SFR-Embedding-Code-400M_R
Property | Value |
---|---|
Model Size | 400M parameters |
Author | Salesforce Research |
Performance | 61.9 NDCG@10 on CoIR |
Paper | arXiv:2411.12644 |
License | Research purposes only |
What is SFR-Embedding-Code-400M_R?
SFR-Embedding-Code-400M_R is a cutting-edge code embedding model developed by Salesforce Research, designed specifically for multilingual and multi-task code retrieval. As part of the SFR-Embedding model family, it represents a significant advancement in code understanding and retrieval capabilities, demonstrating superior performance compared to various open-source alternatives.
Implementation Details
The model can be easily implemented using either the Transformers library or Sentence Transformers (>=2.7.0). It supports a maximum sequence length of 8192 tokens and provides normalized embeddings for accurate similarity scoring between code snippets and natural language queries.

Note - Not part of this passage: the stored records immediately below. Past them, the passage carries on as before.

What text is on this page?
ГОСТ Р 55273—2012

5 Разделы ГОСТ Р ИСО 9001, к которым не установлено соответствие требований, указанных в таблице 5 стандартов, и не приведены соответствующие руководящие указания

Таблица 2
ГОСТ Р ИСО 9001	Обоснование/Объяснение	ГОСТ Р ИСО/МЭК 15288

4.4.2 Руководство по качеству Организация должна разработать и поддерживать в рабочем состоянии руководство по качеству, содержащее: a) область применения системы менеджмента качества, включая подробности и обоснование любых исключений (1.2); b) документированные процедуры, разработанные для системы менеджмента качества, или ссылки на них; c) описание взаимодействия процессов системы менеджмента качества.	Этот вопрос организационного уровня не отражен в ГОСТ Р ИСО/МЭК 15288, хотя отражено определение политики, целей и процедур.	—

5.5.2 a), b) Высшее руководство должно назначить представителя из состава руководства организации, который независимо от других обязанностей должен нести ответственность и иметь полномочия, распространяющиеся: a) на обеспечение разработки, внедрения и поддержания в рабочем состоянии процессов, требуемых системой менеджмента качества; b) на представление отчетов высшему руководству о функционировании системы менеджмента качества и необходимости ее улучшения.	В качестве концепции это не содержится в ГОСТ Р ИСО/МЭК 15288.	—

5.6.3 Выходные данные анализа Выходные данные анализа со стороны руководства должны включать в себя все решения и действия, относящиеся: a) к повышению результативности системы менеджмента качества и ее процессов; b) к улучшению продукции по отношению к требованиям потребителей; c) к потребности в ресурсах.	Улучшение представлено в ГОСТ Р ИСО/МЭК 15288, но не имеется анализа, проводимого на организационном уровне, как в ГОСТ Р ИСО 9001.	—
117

- Built on advanced transformer architecture
- Supports both code and text embeddings
- Optimized for multilingual code understanding
- Implements efficient similarity scoring
Core Capabilities
- Code-to-code similarity analysis
- Natural language to code retrieval
- Multilingual code understanding
- High-performance embedding generation
- Efficient retrieval across multiple programming languages
Frequently Asked Questions
Q: What makes this model unique?
The model stands out for its balanced performance and efficiency, achieving 61.9 NDCG@10 on the CoIR benchmark while maintaining a relatively compact 400M parameter size. It's specifically optimized for code-related tasks and supports multiple programming languages.
Q: What are the recommended use cases?
The model is ideal for research purposes in code retrieval, code similarity search, and code-to-text matching applications. However, it's important to note that it's released for research purposes only and requires careful evaluation for specific use cases, particularly in high-risk scenarios.